The continued indifference of Congress before the passage of the Federal Reserve Act to the recommendations of the Comptroller of the Currency for such amendments to the national banking laws led Mr. Lacey to conclude his annual report for the year 1890 with the following pointed comments:

The Comptroller desires to emphasize the fact that the national banking system has arrived at a point in its history when continued neglect on the part of Congress is as potent for evil as unfriendly action. Certain burdens resting upon it must be removed without unnecessary delay, if immediate stagnation and ultimate decay are to be prevented. It should receive such wise and just treatment as will result in a healthful growth, or else provision should immediately be made for the inauguration of some new system, more completely adapted, if possible, to the wants of the people. Banks are indispensible to the successful conduct of the various business enterprises which form a prominent feature in modern civilization. These agencies must keep pace with the progress made in manufactures, in commerce, and in all forms of industrial activities, or serious embarrassements will surely follow. The national system must occupy the field or give way to another.

What Mr. Lacey said with so much truth and force had no apparent effect on the legislative branch of the Government. No material amendment was made to the laws until the adoption of the Federal Reserve Act in December, 1913.
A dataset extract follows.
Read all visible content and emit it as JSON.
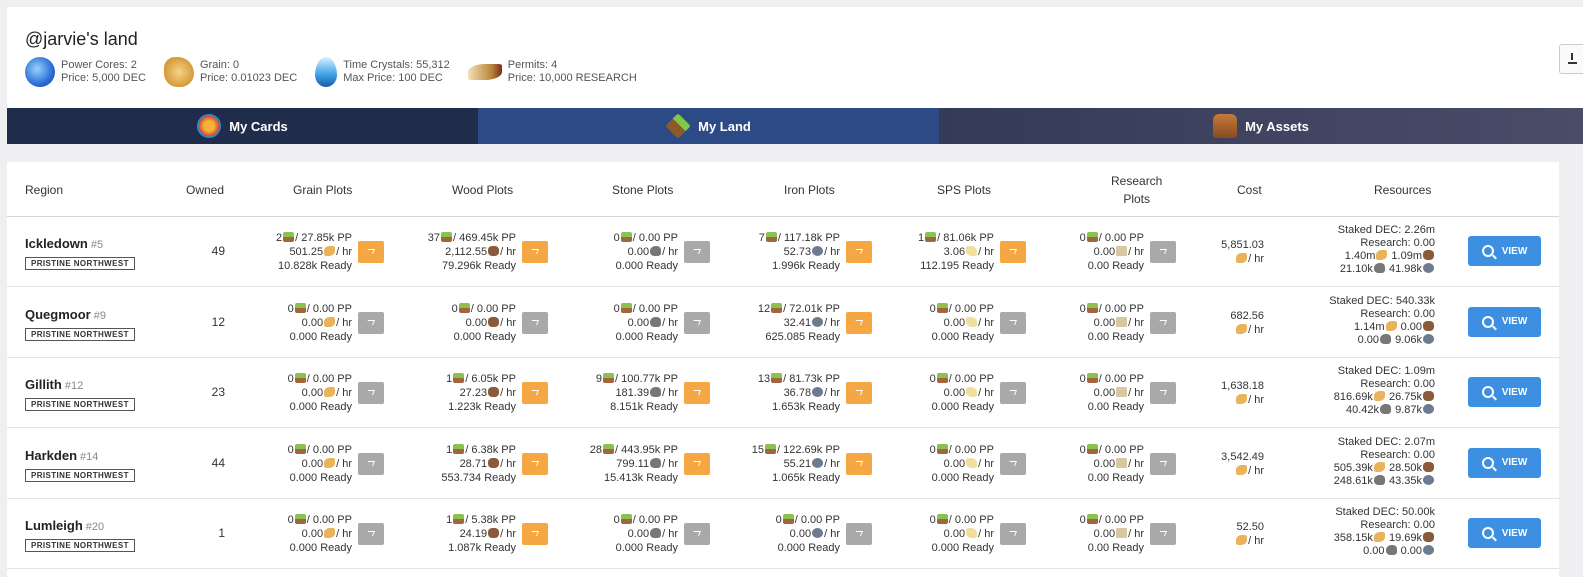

The inability of national banks in the meantime to handle certain lines of business within their corporate powers and the limitations of law led to the formation of trust company adjuncts in many of the cities and towns to enable the banks to hold a class of business that they could not transact as national associations, until it was not uncommon to see a national bank, a savings bank, and a trust company, operated and controlled by the same stockholders and the same management, and frequently in the same building. This condition became a necessity, for, as Mr. Lacey said, "The national system must occupy the field or give place to another."

Under State laws commercial banks were found doing a commercial and savings bank business, savings banks doing a commercial business, and trust companies doing all three classes of business, while national banks were restricted in their operations to purely a commercial business.

A commercial bank with a separate and distinct savings and trust department, under proper restrictions, can be as safely operated by one corporation and management as the three classes of business can be conducted by separate corporations operating under independent charters but owned, officered and controlled by the same management and stockholders, and certainly much more economically, and therefore more profitably.